Top government officials said that BSE's failure to implement the Sebi directive to limit a member's gross exposure to 20 times his base minimum capital and additional capital is being viewed seriously and is expected to find a mention in the investigation report.

Sebi had, in January this year, issued a directive to all stock exchanges stating that `the upper limit for the gross exposure (aggregate of scrip wise outstanding net purchases plus net sales) of the member broker of the stock exchange has been fixed at 20 times of his base minimum capital and additional capital. The exchanges are free to set stricter limits. This is in addition to the present capital adequacy and other margin requirements'.

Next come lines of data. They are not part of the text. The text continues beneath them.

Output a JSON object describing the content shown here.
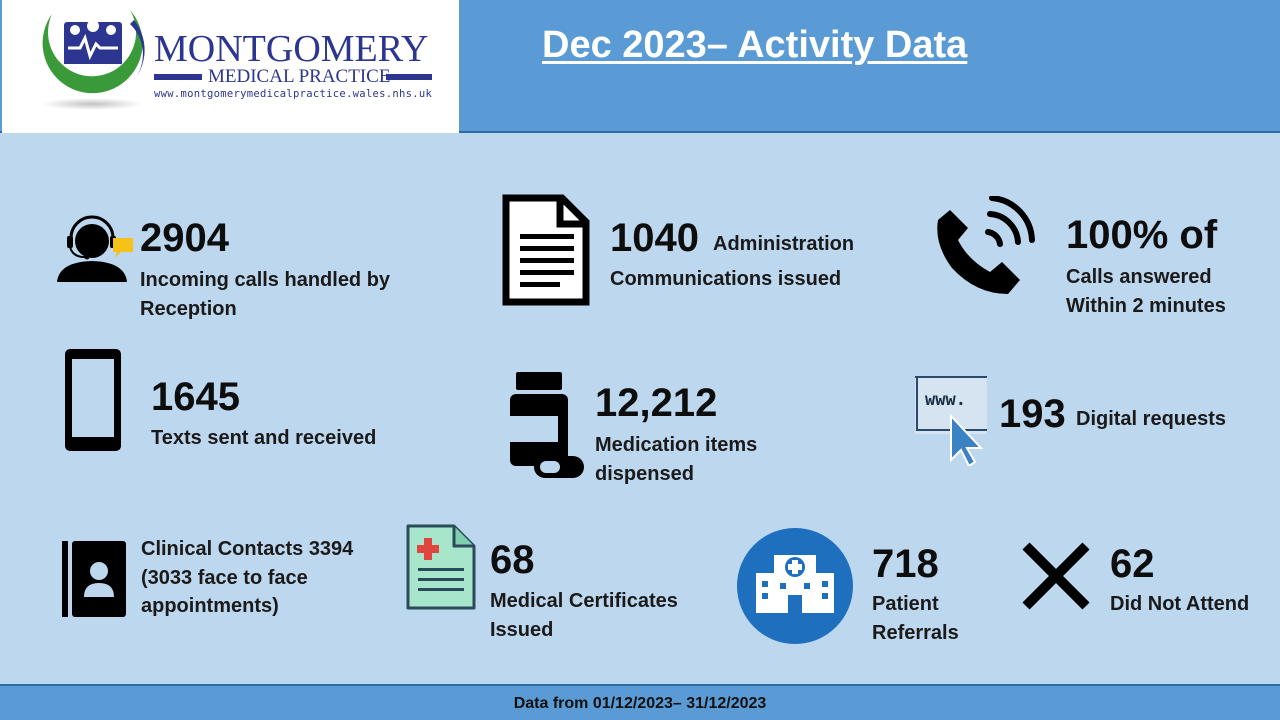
{
  "header": {
    "logo": {
      "name": "MONTGOMERY",
      "subtitle": "MEDICAL PRACTICE",
      "url": "www.montgomerymedicalpractice.wales.nhs.uk"
    },
    "title": "Dec 2023– Activity Data"
  },
  "stats": {
    "calls": {
      "value": "2904",
      "label_line1": "Incoming calls handled by",
      "label_line2": "Reception"
    },
    "admin": {
      "value": "1040",
      "label_inline": "Administration",
      "label_line2": "Communications issued"
    },
    "answered": {
      "value": "100% of",
      "label_line1": "Calls answered",
      "label_line2": "Within 2 minutes"
    },
    "texts": {
      "value": "1645",
      "label_line1": "Texts sent and received"
    },
    "medication": {
      "value": "12,212",
      "label_line1": "Medication items",
      "label_line2": "dispensed"
    },
    "digital": {
      "value": "193",
      "label_inline": "Digital requests",
      "icon_text": "www."
    },
    "clinical": {
      "line1": "Clinical Contacts 3394",
      "line2": "(3033 face to face",
      "line3": "appointments)"
    },
    "certificates": {
      "value": "68",
      "label_line1": "Medical Certificates",
      "label_line2": "Issued"
    },
    "referrals": {
      "value": "718",
      "label_line1": "Patient",
      "label_line2": "Referrals"
    },
    "dna": {
      "value": "62",
      "label_line1": "Did Not Attend"
    }
  },
  "footer": {
    "text": "Data from 01/12/2023– 31/12/2023"
  },
  "colors": {
    "background": "#bdd7ee",
    "header": "#5b9bd5",
    "logo_blue": "#2c3590",
    "logo_green": "#3a9a3a",
    "hospital_blue": "#1f6fbf"
  },
  "icons": [
    "headset-agent-icon",
    "document-icon",
    "phone-ringing-icon",
    "mobile-phone-icon",
    "pill-bottle-icon",
    "web-cursor-icon",
    "contact-book-icon",
    "medical-certificate-icon",
    "hospital-icon",
    "cross-x-icon",
    "practice-logo-icon"
  ]
}
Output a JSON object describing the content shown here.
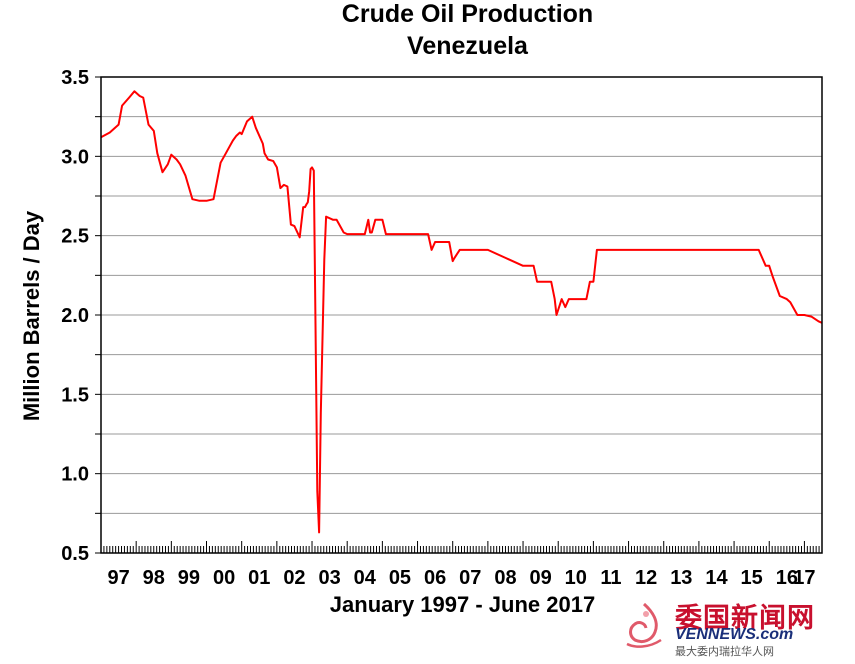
{
  "chart_data": {
    "type": "line",
    "title": "Crude Oil Production",
    "subtitle": "Venezuela",
    "xlabel": "January 1997 - June 2017",
    "ylabel": "Million Barrels / Day",
    "ylim": [
      0.5,
      3.5
    ],
    "xlim": [
      1997.0,
      2017.5
    ],
    "grid": "horizontal",
    "y_ticks": [
      "0.5",
      "1.0",
      "1.5",
      "2.0",
      "2.5",
      "3.0",
      "3.5"
    ],
    "x_tick_labels": [
      "97",
      "98",
      "99",
      "00",
      "01",
      "02",
      "03",
      "04",
      "05",
      "06",
      "07",
      "08",
      "09",
      "10",
      "11",
      "12",
      "13",
      "14",
      "15",
      "16",
      "17"
    ],
    "color": "#ff0000",
    "x": [
      1997.0,
      1997.25,
      1997.5,
      1997.6,
      1997.8,
      1997.95,
      1998.1,
      1998.2,
      1998.35,
      1998.5,
      1998.6,
      1998.75,
      1998.9,
      1999.0,
      1999.15,
      1999.25,
      1999.4,
      1999.6,
      1999.8,
      1999.9,
      2000.0,
      2000.2,
      2000.4,
      2000.55,
      2000.65,
      2000.75,
      2000.85,
      2000.95,
      2001.0,
      2001.15,
      2001.3,
      2001.4,
      2001.6,
      2001.65,
      2001.75,
      2001.9,
      2002.0,
      2002.1,
      2002.2,
      2002.3,
      2002.4,
      2002.5,
      2002.65,
      2002.75,
      2002.8,
      2002.85,
      2002.88,
      2002.92,
      2002.96,
      2003.0,
      2003.05,
      2003.1,
      2003.15,
      2003.2,
      2003.25,
      2003.35,
      2003.4,
      2003.6,
      2003.7,
      2003.9,
      2004.0,
      2004.5,
      2004.6,
      2004.65,
      2004.7,
      2004.8,
      2004.9,
      2005.0,
      2005.1,
      2005.2,
      2005.3,
      2005.5,
      2006.0,
      2006.3,
      2006.4,
      2006.5,
      2006.7,
      2006.9,
      2007.0,
      2007.05,
      2007.2,
      2007.4,
      2007.5,
      2008.0,
      2008.5,
      2009.0,
      2009.3,
      2009.4,
      2009.5,
      2009.8,
      2009.9,
      2009.95,
      2010.1,
      2010.2,
      2010.3,
      2010.5,
      2010.8,
      2010.9,
      2011.0,
      2011.1,
      2012.0,
      2013.0,
      2014.0,
      2015.0,
      2015.7,
      2015.9,
      2016.0,
      2016.1,
      2016.3,
      2016.5,
      2016.6,
      2016.8,
      2016.9,
      2017.0,
      2017.2,
      2017.4,
      2017.5
    ],
    "y": [
      3.12,
      3.15,
      3.2,
      3.32,
      3.37,
      3.41,
      3.38,
      3.37,
      3.2,
      3.16,
      3.02,
      2.9,
      2.95,
      3.01,
      2.98,
      2.95,
      2.88,
      2.73,
      2.72,
      2.72,
      2.72,
      2.73,
      2.96,
      3.02,
      3.06,
      3.1,
      3.13,
      3.15,
      3.14,
      3.22,
      3.25,
      3.18,
      3.08,
      3.02,
      2.98,
      2.97,
      2.93,
      2.8,
      2.82,
      2.81,
      2.57,
      2.56,
      2.49,
      2.68,
      2.68,
      2.7,
      2.71,
      2.78,
      2.92,
      2.93,
      2.91,
      1.94,
      0.89,
      0.63,
      1.38,
      2.35,
      2.62,
      2.6,
      2.6,
      2.52,
      2.51,
      2.51,
      2.6,
      2.52,
      2.52,
      2.6,
      2.6,
      2.6,
      2.51,
      2.51,
      2.51,
      2.51,
      2.51,
      2.51,
      2.41,
      2.46,
      2.46,
      2.46,
      2.34,
      2.36,
      2.41,
      2.41,
      2.41,
      2.41,
      2.36,
      2.31,
      2.31,
      2.21,
      2.21,
      2.21,
      2.1,
      2.0,
      2.1,
      2.05,
      2.1,
      2.1,
      2.1,
      2.21,
      2.21,
      2.41,
      2.41,
      2.41,
      2.41,
      2.41,
      2.41,
      2.31,
      2.31,
      2.24,
      2.12,
      2.1,
      2.08,
      2.0,
      2.0,
      2.0,
      1.99,
      1.96,
      1.95
    ]
  },
  "watermark": {
    "name_cn": "委国新闻网",
    "site": "VENNEWS.com",
    "tagline": "最大委内瑞拉华人网"
  }
}
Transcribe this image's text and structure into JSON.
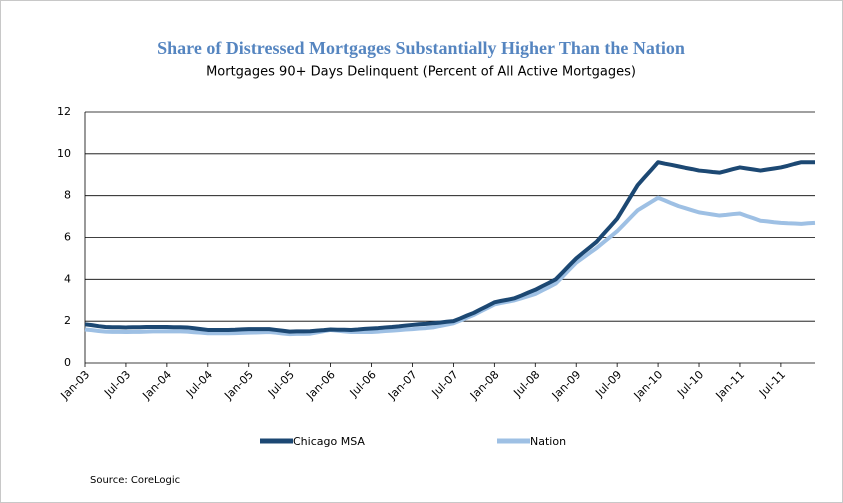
{
  "chart_data": {
    "type": "line",
    "title": "Share of Distressed Mortgages Substantially Higher Than the Nation",
    "subtitle": "Mortgages 90+ Days Delinquent (Percent of All Active Mortgages)",
    "source": "Source: CoreLogic",
    "categories": [
      "Jan-03",
      null,
      null,
      null,
      null,
      null,
      "Jul-03",
      null,
      null,
      null,
      null,
      null,
      "Jan-04",
      null,
      null,
      null,
      null,
      null,
      "Jul-04",
      null,
      null,
      null,
      null,
      null,
      "Jan-05",
      null,
      null,
      null,
      null,
      null,
      "Jul-05",
      null,
      null,
      null,
      null,
      null,
      "Jan-06",
      null,
      null,
      null,
      null,
      null,
      "Jul-06",
      null,
      null,
      null,
      null,
      null,
      "Jan-07",
      null,
      null,
      null,
      null,
      null,
      "Jul-07",
      null,
      null,
      null,
      null,
      null,
      "Jan-08",
      null,
      null,
      null,
      null,
      null,
      "Jul-08",
      null,
      null,
      null,
      null,
      null,
      "Jan-09",
      null,
      null,
      null,
      null,
      null,
      "Jul-09",
      null,
      null,
      null,
      null,
      null,
      "Jan-10",
      null,
      null,
      null,
      null,
      null,
      "Jul-10",
      null,
      null,
      null,
      null,
      null,
      "Jan-11",
      null,
      null,
      null,
      null,
      null,
      "Jul-11",
      null,
      null,
      null,
      null,
      null
    ],
    "series": [
      {
        "name": "Chicago MSA",
        "color": "#1c4873",
        "values": [
          1.85,
          1.81,
          1.76,
          1.72,
          1.71,
          1.71,
          1.7,
          1.71,
          1.71,
          1.72,
          1.72,
          1.72,
          1.72,
          1.71,
          1.71,
          1.7,
          1.66,
          1.62,
          1.58,
          1.58,
          1.58,
          1.58,
          1.59,
          1.61,
          1.62,
          1.62,
          1.62,
          1.62,
          1.58,
          1.54,
          1.5,
          1.51,
          1.51,
          1.52,
          1.55,
          1.57,
          1.6,
          1.59,
          1.59,
          1.58,
          1.6,
          1.63,
          1.65,
          1.67,
          1.7,
          1.72,
          1.75,
          1.79,
          1.82,
          1.85,
          1.87,
          1.9,
          1.93,
          1.97,
          2.0,
          2.13,
          2.27,
          2.4,
          2.57,
          2.73,
          2.9,
          2.97,
          3.03,
          3.1,
          3.23,
          3.37,
          3.5,
          3.67,
          3.83,
          4.0,
          4.33,
          4.67,
          5.0,
          5.27,
          5.53,
          5.8,
          6.17,
          6.53,
          6.9,
          7.43,
          7.97,
          8.5,
          8.87,
          9.23,
          9.6,
          9.53,
          9.47,
          9.4,
          9.33,
          9.27,
          9.2,
          9.17,
          9.13,
          9.1,
          9.18,
          9.27,
          9.35,
          9.3,
          9.25,
          9.2,
          9.25,
          9.3,
          9.35,
          9.43,
          9.52,
          9.6,
          9.6,
          9.6
        ]
      },
      {
        "name": "Nation",
        "color": "#9ec0e4",
        "values": [
          1.6,
          1.57,
          1.53,
          1.5,
          1.49,
          1.49,
          1.48,
          1.49,
          1.49,
          1.5,
          1.51,
          1.51,
          1.52,
          1.51,
          1.51,
          1.5,
          1.47,
          1.45,
          1.42,
          1.42,
          1.42,
          1.42,
          1.43,
          1.44,
          1.45,
          1.46,
          1.47,
          1.48,
          1.45,
          1.41,
          1.38,
          1.39,
          1.39,
          1.4,
          1.46,
          1.52,
          1.58,
          1.55,
          1.51,
          1.48,
          1.48,
          1.48,
          1.48,
          1.5,
          1.53,
          1.55,
          1.57,
          1.6,
          1.62,
          1.65,
          1.67,
          1.7,
          1.77,
          1.83,
          1.9,
          2.03,
          2.17,
          2.3,
          2.47,
          2.63,
          2.8,
          2.87,
          2.93,
          3.0,
          3.1,
          3.2,
          3.3,
          3.47,
          3.63,
          3.8,
          4.13,
          4.47,
          4.8,
          5.03,
          5.27,
          5.5,
          5.77,
          6.03,
          6.3,
          6.63,
          6.97,
          7.3,
          7.5,
          7.7,
          7.9,
          7.77,
          7.63,
          7.5,
          7.4,
          7.3,
          7.2,
          7.15,
          7.1,
          7.05,
          7.08,
          7.12,
          7.15,
          7.03,
          6.92,
          6.8,
          6.77,
          6.73,
          6.7,
          6.68,
          6.67,
          6.65,
          6.68,
          6.7
        ]
      }
    ],
    "ylim": [
      0,
      12
    ],
    "yticks": [
      0,
      2,
      4,
      6,
      8,
      10,
      12
    ],
    "grid": true,
    "legend": "bottom"
  }
}
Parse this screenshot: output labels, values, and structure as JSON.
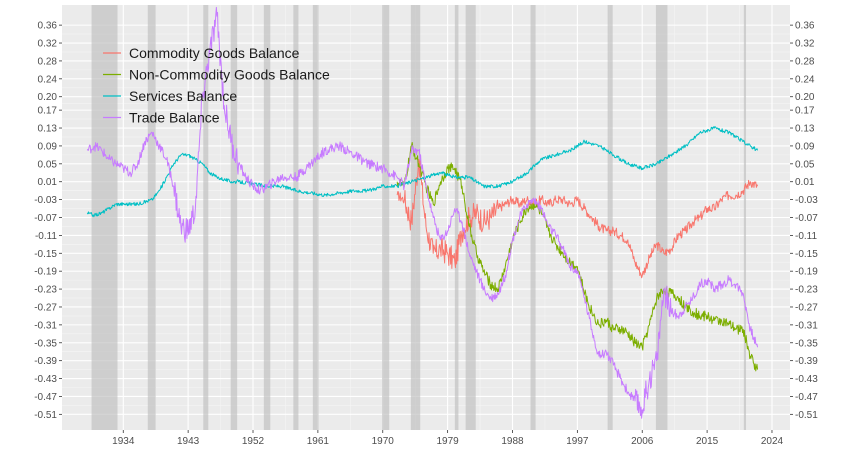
{
  "chart_data": {
    "type": "line",
    "title": "",
    "xlabel": "",
    "ylabel": "",
    "xlim": [
      1925.5,
      2026.5
    ],
    "ylim": [
      -0.545,
      0.405
    ],
    "x_ticks": [
      1934,
      1943,
      1952,
      1961,
      1970,
      1979,
      1988,
      1997,
      2006,
      2015,
      2024
    ],
    "y_ticks": [
      -0.51,
      -0.47,
      -0.43,
      -0.39,
      -0.35,
      -0.31,
      -0.27,
      -0.23,
      -0.19,
      -0.15,
      -0.11,
      -0.07,
      -0.03,
      0.01,
      0.05,
      0.09,
      0.13,
      0.17,
      0.2,
      0.24,
      0.28,
      0.32,
      0.36
    ],
    "y_tick_labels": [
      "-0.51",
      "-0.47",
      "-0.43",
      "-0.39",
      "-0.35",
      "-0.31",
      "-0.27",
      "-0.23",
      "-0.19",
      "-0.15",
      "-0.11",
      "-0.07",
      "-0.03",
      "0.01",
      "0.05",
      "0.09",
      "0.13",
      "0.17",
      "0.20",
      "0.24",
      "0.28",
      "0.32",
      "0.36"
    ],
    "grid": true,
    "y_axis_both_sides": true,
    "legend_position": "top-left",
    "recession_shading": [
      [
        1929.6,
        1933.2
      ],
      [
        1937.4,
        1938.5
      ],
      [
        1945.1,
        1945.8
      ],
      [
        1948.9,
        1949.8
      ],
      [
        1953.5,
        1954.4
      ],
      [
        1957.6,
        1958.3
      ],
      [
        1960.3,
        1961.1
      ],
      [
        1969.9,
        1970.9
      ],
      [
        1973.9,
        1975.2
      ],
      [
        1980.0,
        1980.5
      ],
      [
        1981.5,
        1982.9
      ],
      [
        1990.5,
        1991.2
      ],
      [
        2001.2,
        2001.9
      ],
      [
        2007.9,
        2009.5
      ],
      [
        2020.1,
        2020.4
      ]
    ],
    "series": [
      {
        "name": "Commodity Goods Balance",
        "color": "#F8766D",
        "x": [
          1972,
          1973,
          1974,
          1975,
          1976,
          1977,
          1978,
          1979,
          1980,
          1981,
          1982,
          1983,
          1984,
          1985,
          1986,
          1987,
          1988,
          1989,
          1990,
          1991,
          1992,
          1993,
          1994,
          1995,
          1996,
          1997,
          1998,
          1999,
          2000,
          2001,
          2002,
          2003,
          2004,
          2005,
          2006,
          2007,
          2008,
          2009,
          2010,
          2011,
          2012,
          2013,
          2014,
          2015,
          2016,
          2017,
          2018,
          2019,
          2020,
          2021,
          2022
        ],
        "y": [
          -0.02,
          -0.03,
          -0.08,
          0.06,
          -0.09,
          -0.15,
          -0.14,
          -0.15,
          -0.17,
          -0.1,
          -0.07,
          -0.06,
          -0.08,
          -0.07,
          -0.05,
          -0.04,
          -0.03,
          -0.04,
          -0.03,
          -0.04,
          -0.03,
          -0.04,
          -0.03,
          -0.03,
          -0.04,
          -0.03,
          -0.05,
          -0.07,
          -0.09,
          -0.1,
          -0.1,
          -0.11,
          -0.12,
          -0.17,
          -0.2,
          -0.16,
          -0.13,
          -0.15,
          -0.14,
          -0.11,
          -0.1,
          -0.08,
          -0.07,
          -0.05,
          -0.05,
          -0.03,
          -0.02,
          -0.02,
          -0.01,
          0.01,
          0.0
        ]
      },
      {
        "name": "Non-Commodity Goods Balance",
        "color": "#7CAE00",
        "x": [
          1972,
          1973,
          1974,
          1975,
          1976,
          1977,
          1978,
          1979,
          1980,
          1981,
          1982,
          1983,
          1984,
          1985,
          1986,
          1987,
          1988,
          1989,
          1990,
          1991,
          1992,
          1993,
          1994,
          1995,
          1996,
          1997,
          1998,
          1999,
          2000,
          2001,
          2002,
          2003,
          2004,
          2005,
          2006,
          2007,
          2008,
          2009,
          2010,
          2011,
          2012,
          2013,
          2014,
          2015,
          2016,
          2017,
          2018,
          2019,
          2020,
          2021,
          2022
        ],
        "y": [
          0.01,
          0.0,
          0.09,
          0.05,
          0.0,
          -0.04,
          0.01,
          0.04,
          0.04,
          0.0,
          -0.09,
          -0.15,
          -0.19,
          -0.22,
          -0.23,
          -0.18,
          -0.12,
          -0.08,
          -0.05,
          -0.04,
          -0.06,
          -0.1,
          -0.13,
          -0.15,
          -0.17,
          -0.18,
          -0.24,
          -0.28,
          -0.31,
          -0.3,
          -0.32,
          -0.32,
          -0.33,
          -0.35,
          -0.36,
          -0.31,
          -0.25,
          -0.23,
          -0.24,
          -0.25,
          -0.27,
          -0.28,
          -0.29,
          -0.29,
          -0.3,
          -0.3,
          -0.31,
          -0.32,
          -0.32,
          -0.38,
          -0.41
        ]
      },
      {
        "name": "Services Balance",
        "color": "#00BFC4",
        "x": [
          1929,
          1930,
          1931,
          1932,
          1933,
          1934,
          1935,
          1936,
          1937,
          1938,
          1939,
          1940,
          1941,
          1942,
          1943,
          1944,
          1945,
          1946,
          1947,
          1948,
          1949,
          1950,
          1952,
          1954,
          1956,
          1958,
          1960,
          1962,
          1964,
          1966,
          1968,
          1970,
          1972,
          1974,
          1976,
          1978,
          1980,
          1982,
          1984,
          1986,
          1988,
          1990,
          1992,
          1994,
          1996,
          1998,
          2000,
          2002,
          2004,
          2006,
          2008,
          2010,
          2012,
          2014,
          2016,
          2018,
          2020,
          2021,
          2022
        ],
        "y": [
          -0.06,
          -0.065,
          -0.06,
          -0.05,
          -0.04,
          -0.04,
          -0.04,
          -0.04,
          -0.035,
          -0.03,
          -0.01,
          0.02,
          0.05,
          0.07,
          0.07,
          0.06,
          0.05,
          0.03,
          0.02,
          0.015,
          0.01,
          0.01,
          0.005,
          0.0,
          0.0,
          -0.01,
          -0.015,
          -0.02,
          -0.015,
          -0.01,
          -0.01,
          0.0,
          0.0,
          0.01,
          0.02,
          0.03,
          0.02,
          0.02,
          0.0,
          0.0,
          0.01,
          0.03,
          0.06,
          0.07,
          0.08,
          0.1,
          0.09,
          0.07,
          0.05,
          0.04,
          0.05,
          0.07,
          0.09,
          0.12,
          0.13,
          0.12,
          0.1,
          0.09,
          0.08
        ]
      },
      {
        "name": "Trade Balance",
        "color": "#C77CFF",
        "x": [
          1929,
          1930,
          1931,
          1932,
          1933,
          1934,
          1935,
          1936,
          1937,
          1938,
          1939,
          1940,
          1941,
          1942,
          1943,
          1944,
          1945,
          1946,
          1947,
          1948,
          1949,
          1950,
          1951,
          1952,
          1953,
          1954,
          1956,
          1958,
          1960,
          1962,
          1964,
          1966,
          1968,
          1970,
          1972,
          1973,
          1974,
          1975,
          1976,
          1977,
          1978,
          1979,
          1980,
          1981,
          1982,
          1983,
          1984,
          1985,
          1986,
          1987,
          1988,
          1989,
          1990,
          1991,
          1992,
          1993,
          1994,
          1995,
          1996,
          1997,
          1998,
          1999,
          2000,
          2001,
          2002,
          2003,
          2004,
          2005,
          2006,
          2007,
          2008,
          2009,
          2010,
          2011,
          2012,
          2013,
          2014,
          2015,
          2016,
          2017,
          2018,
          2019,
          2020,
          2021,
          2022
        ],
        "y": [
          0.08,
          0.09,
          0.08,
          0.06,
          0.05,
          0.04,
          0.03,
          0.05,
          0.1,
          0.12,
          0.09,
          0.06,
          0.0,
          -0.09,
          -0.1,
          -0.05,
          0.2,
          0.3,
          0.38,
          0.18,
          0.1,
          0.05,
          0.02,
          0.0,
          -0.01,
          0.0,
          0.02,
          0.02,
          0.05,
          0.08,
          0.09,
          0.07,
          0.05,
          0.04,
          0.02,
          0.0,
          0.08,
          0.08,
          0.0,
          -0.07,
          -0.12,
          -0.1,
          -0.05,
          -0.08,
          -0.15,
          -0.19,
          -0.23,
          -0.25,
          -0.24,
          -0.2,
          -0.12,
          -0.07,
          -0.04,
          -0.03,
          -0.05,
          -0.09,
          -0.11,
          -0.14,
          -0.18,
          -0.19,
          -0.25,
          -0.32,
          -0.38,
          -0.37,
          -0.4,
          -0.43,
          -0.46,
          -0.48,
          -0.5,
          -0.43,
          -0.39,
          -0.23,
          -0.28,
          -0.29,
          -0.27,
          -0.25,
          -0.22,
          -0.21,
          -0.23,
          -0.22,
          -0.21,
          -0.22,
          -0.24,
          -0.32,
          -0.36
        ]
      }
    ]
  }
}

BSE, however, implemented this only in July. In themeantime, the exchange was rocked by a payments crisis in June this year. Even in doing so, it decided to exclude carry forward business out of the definition of gross exposure in terms of calculating the 20 times limit, and sought a clarification from Sebi on the same.

Sebi is yet to give any clarification in the matter. Sources said that the Sebi directive in this regard was very clear in defining what was to be included in calculating the gross exposure limit and hence there was no real reason for the regulator to get back to the exchange.

It is felt that the exchange should have accounted for carry forward business as well till such time it did not receive permission to exclude this. ``Merely seeking a clarification and till this is received not implement a directive does not appear to be correct. After all even Calcutta and Delhi stock exchanges are including carryforward transactions in calculating the member's gross exposure,'' said a government source.

Interestingly, BSE has now startedaccounting for carry forward transactions under the 20 times limit. ``We are accounting for carry forward business within the gross exposure limit of 20 times,'' is all BSE executive director, R C Mathur, was willing to say, when contacted.

Sources in BSE said that the exchange's decision could have been prompted by some feelers from the regulator to this effect.

This could not be confirmed with Mathur. Sebi officials declined to comment on the contents of the investigation report. Sebi is investigating the reasons for the payments crisis witnessed at the country's two largest exchanges, BSE and the National Stock Exchange (NSE), in June this year.The investigation is looking into all aspects of the crisis including the subsequent bail-out of some BSE brokers. Immediately after this, a serious mismatch in delivery of shares was witnessed at the clearing house of the exchange. This aspect, too, is being probed.

The Sebi investigation is expected to be completed shortly. The matter has already reached theparliament as well as the Mumbai High Court. In the first case, a few MPs had raised concern on the payments crisis and sought a status report. In the second case, an investor has filed a petition before the court seeking directives to Sebi to probe the matter.

The court has asked Sebi to expedite its investigations and submit the findings of the same to the court.